Firepower Royal Artillery Museum.
Adjacent to the old Royal Dockyard at Woolwich is a brilliant exhibition of the Firepower Royal Artillery Museum. Complete with smoke and sound effects, it explores the role of the gunner, from the discovery of gunpowder to the Persian Gulf war. Also on show are tanks and guns—some complete with battle scars. Housed in the old Royal Arsenal leading down to the river shore, the museum’s setting provides a powerful sense of the Thames and its lingering effect on the
capital’s history. | Royal Arsenal,
Woolwich | SE18 6ST | 020/8855–7755 | www.firepower.org.uk | £5.30 | Wed.–Sun. (school holidays daily) 10:30–5 | Station: DLR: Woolwich Arsenal.
Ranger’s House.
This handsome, early-18th-century villa, which was the Greenwich Park ranger’s official residence during the 19th century, is hung with Stuart and Jacobean portraits. But the most interesting diversion is the Wernher Collection, more than 700 works of art amassed by diamond millionaire Julius Wernher (1850–1912). The collection ranges from Old and Dutch Master paintings to Renaissance jewelry and assorted pieces of decorative art and curios from the medieval period
onwards. Wernher’s American wife, Birdie, was a strong influence and personality during the belle époque, which is easy to imagine from her striking portrait by Sargent. | Chesterfield Walk, Greenwich Park,
Greenwich | SE10 8QX | 020/8853–0035 | www.english-heritage.org.uk | £6.30 | Apr.–Sept., Mon.–Wed. guided tours only, 11:30 and 2:30; Sun. 11–5; call ahead to confirm | Station: DLR: Greenwich; no direct bus access, only to Vanbrugh Hill
(from east) and Blackheath Hill (from west).

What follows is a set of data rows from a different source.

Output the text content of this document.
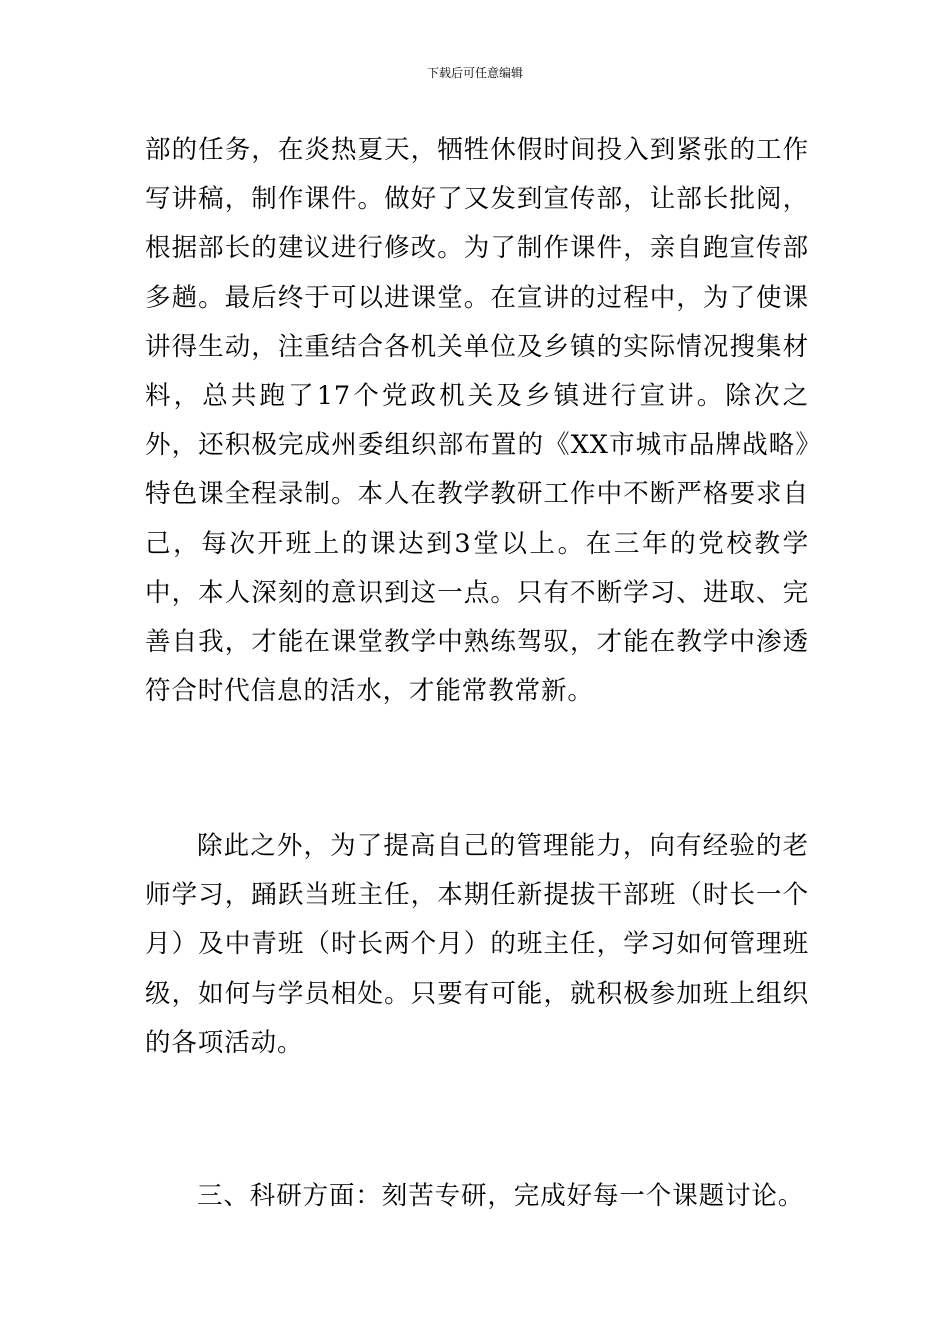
下载后可任意编辑

部的任务，在炎热夏天，牺牲休假时间投入到紧张的工作写讲稿，制作课件。做好了又发到宣传部，让部长批阅，根据部长的建议进行修改。为了制作课件，亲自跑宣传部多趟。最后终于可以进课堂。在宣讲的过程中，为了使课讲得生动，注重结合各机关单位及乡镇的实际情况搜集材料，总共跑了17个党政机关及乡镇进行宣讲。除次之外，还积极完成州委组织部布置的《XX市城市品牌战略》特色课全程录制。本人在教学教研工作中不断严格要求自己，每次开班上的课达到3堂以上。在三年的党校教学中，本人深刻的意识到这一点。只有不断学习、进取、完善自我，才能在课堂教学中熟练驾驭，才能在教学中渗透符合时代信息的活水，才能常教常新。

除此之外，为了提高自己的管理能力，向有经验的老师学习，踊跃当班主任，本期任新提拔干部班（时长一个月）及中青班（时长两个月）的班主任，学习如何管理班级，如何与学员相处。只要有可能，就积极参加班上组织的各项活动。

三、科研方面：刻苦专研，完成好每一个课题讨论。
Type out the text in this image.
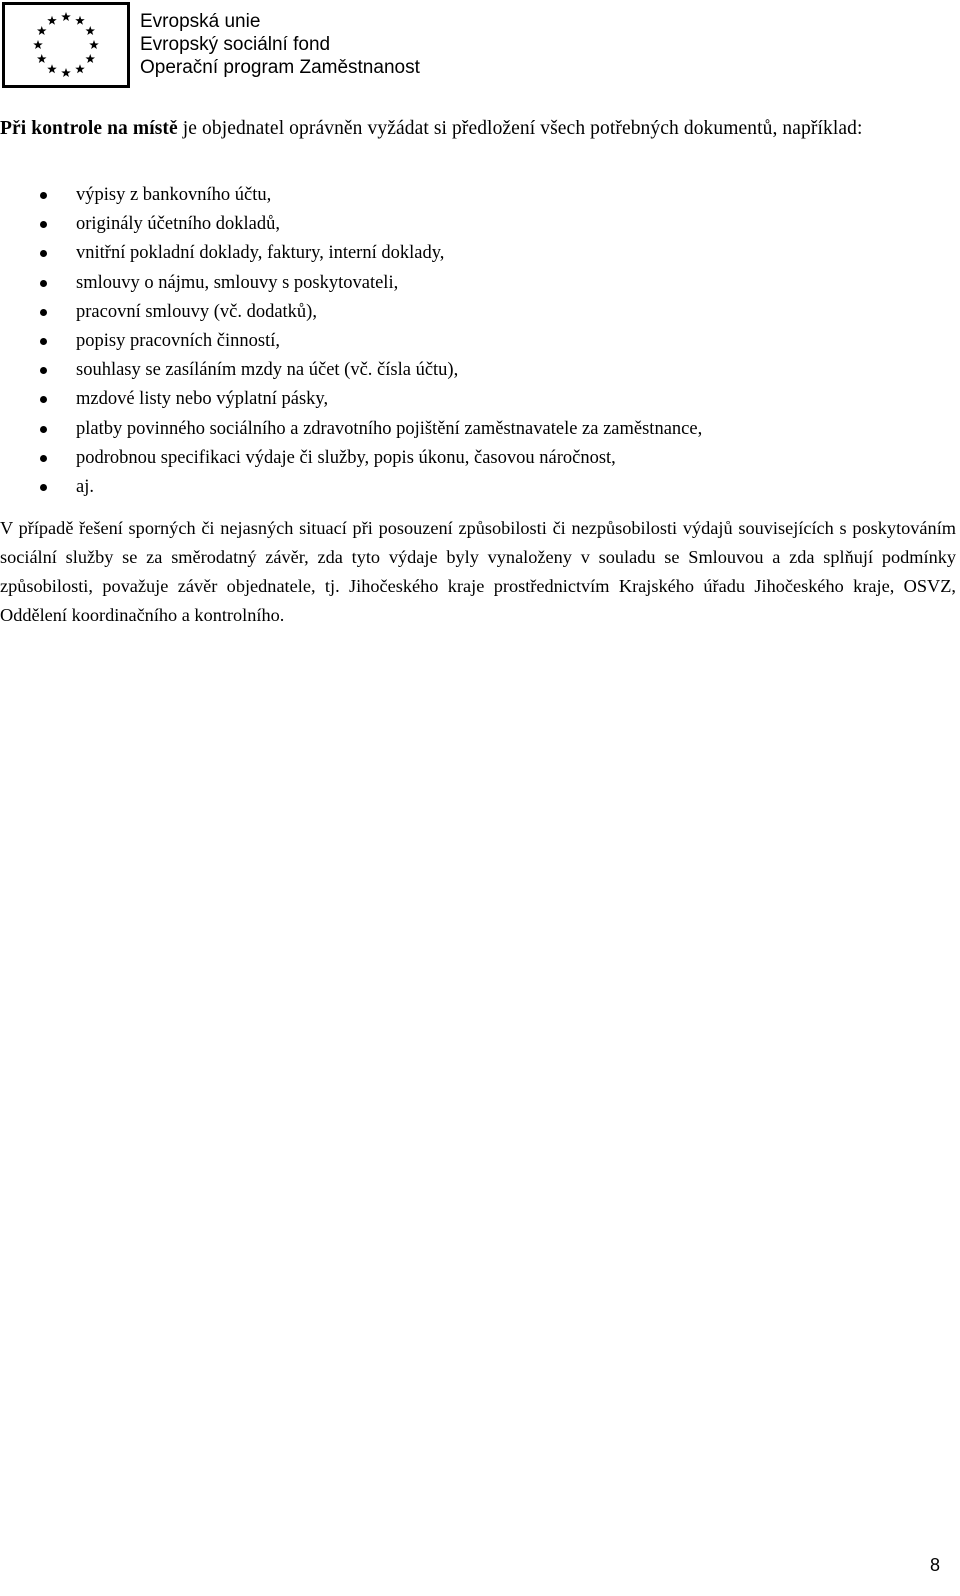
Evropská unie
Evropský sociální fond
Operační program Zaměstnanost

Při kontrole na místě je objednatel oprávněn vyžádat si předložení všech potřebných dokumentů, například:

výpisy z bankovního účtu,
originály účetního dokladů,
vnitřní pokladní doklady, faktury, interní doklady,
smlouvy o nájmu, smlouvy s poskytovateli,
pracovní smlouvy (vč. dodatků),
popisy pracovních činností,
souhlasy se zasíláním mzdy na účet (vč. čísla účtu),
mzdové listy nebo výplatní pásky,
platby povinného sociálního a zdravotního pojištění zaměstnavatele za zaměstnance,
podrobnou specifikaci výdaje či služby, popis úkonu, časovou náročnost,
aj.

V případě řešení sporných či nejasných situací při posouzení způsobilosti či nezpůsobilosti výdajů souvisejících s poskytováním sociální služby se za směrodatný závěr, zda tyto výdaje byly vynaloženy v souladu se Smlouvou a zda splňují podmínky způsobilosti, považuje závěr objednatele, tj. Jihočeského kraje prostřednictvím Krajského úřadu Jihočeského kraje, OSVZ, Oddělení koordinačního a kontrolního.

8
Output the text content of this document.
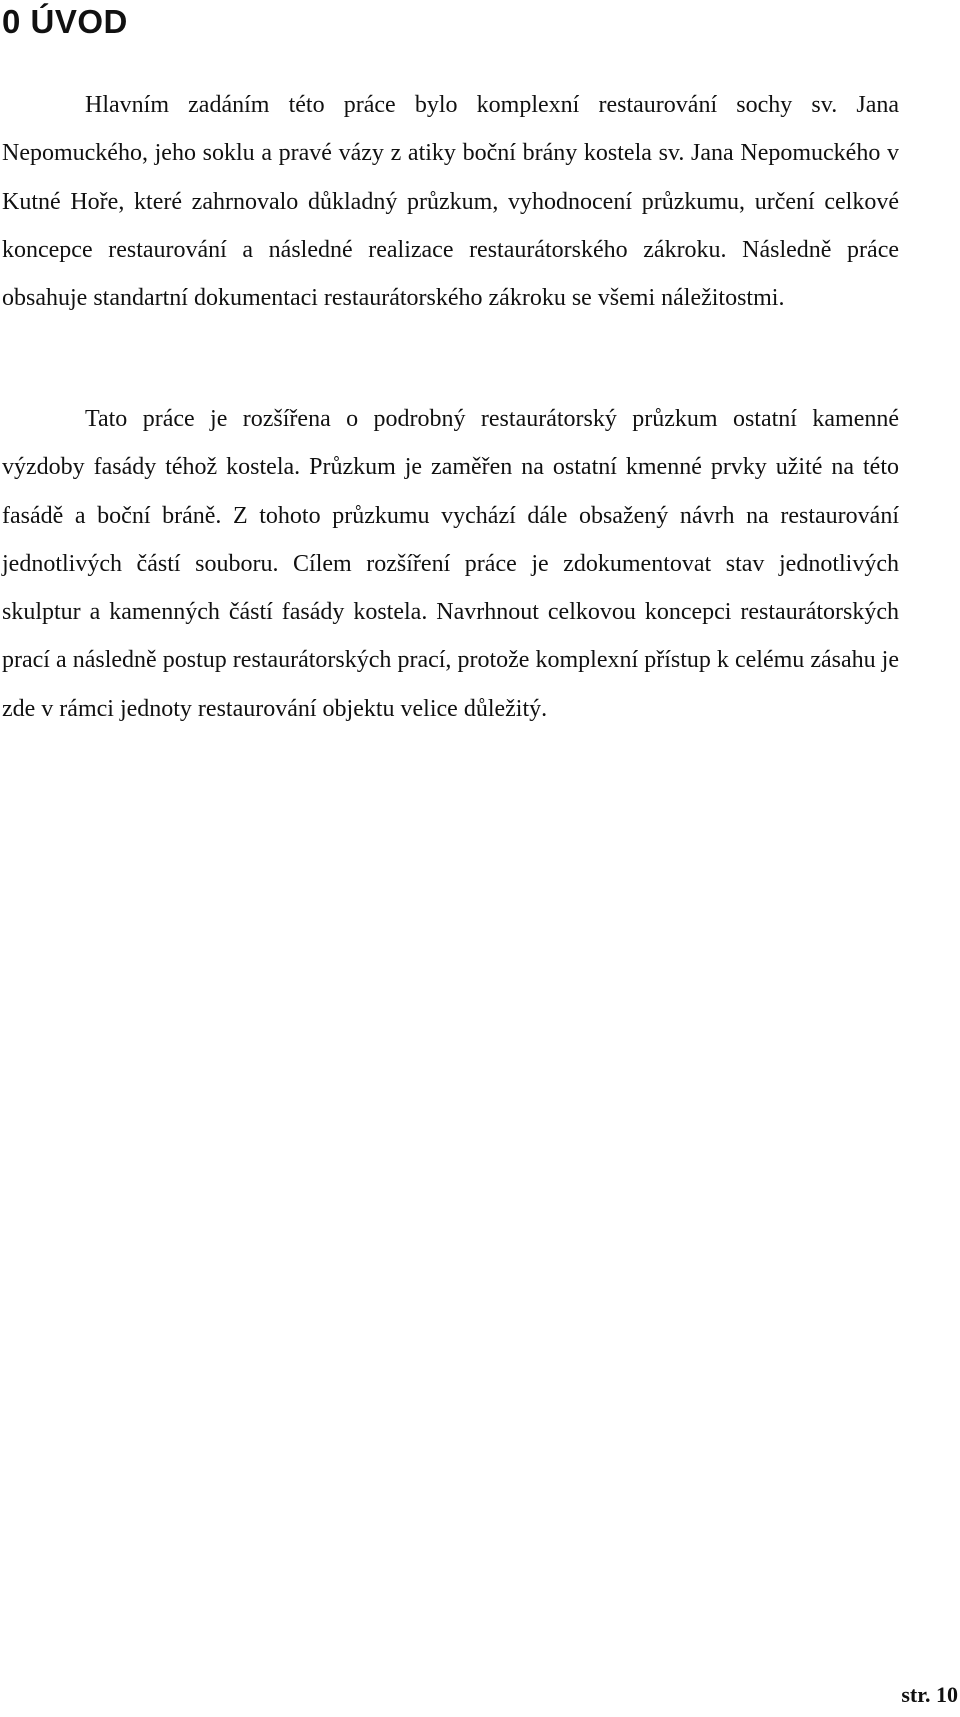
0 ÚVOD

Hlavním zadáním této práce bylo komplexní restaurování sochy sv. Jana Nepomuckého, jeho soklu a pravé vázy z atiky boční brány kostela sv. Jana Nepomuckého v Kutné Hoře, které zahrnovalo důkladný průzkum, vyhodnocení průzkumu, určení celkové koncepce restaurování a následné realizace restaurátorského zákroku. Následně práce obsahuje standartní dokumentaci restaurátorského zákroku se všemi náležitostmi.

Tato práce je rozšířena o podrobný restaurátorský průzkum ostatní kamenné výzdoby fasády téhož kostela. Průzkum je zaměřen na ostatní kmenné prvky užité na této fasádě a boční bráně. Z tohoto průzkumu vychází dále obsažený návrh na restaurování jednotlivých částí souboru. Cílem rozšíření práce je zdokumentovat stav jednotlivých skulptur a kamenných částí fasády kostela. Navrhnout celkovou koncepci restaurátorských prací a následně postup restaurátorských prací, protože komplexní přístup k celému zásahu je zde v rámci jednoty restaurování objektu velice důležitý.

str. 10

Off the Beaten Path: Thames Barrier Visitors’ Centre. Learn what comes between London and its famous river—a futuristic-looking metal barrier that has been described as the eighth wonder of the world. Multimedia presentations, a film on the Thames’s history, working models, and views of the barrier itself put the importance of the relationship between London and its river in perspective. | Unity Way, Eastmoor St., Woolwich | SE18 5NJ | 020/8305–4188 | www.environment-agency.gov.uk | £3.50 | Apr.–Sept., Thurs.–Sun. 10:30–5; last entry 4:30 | Station: National Rail: Charlton (from London Bridge), then Bus 177 or 180; North Greenwich (Jubilee line), then Bus 161 or 472.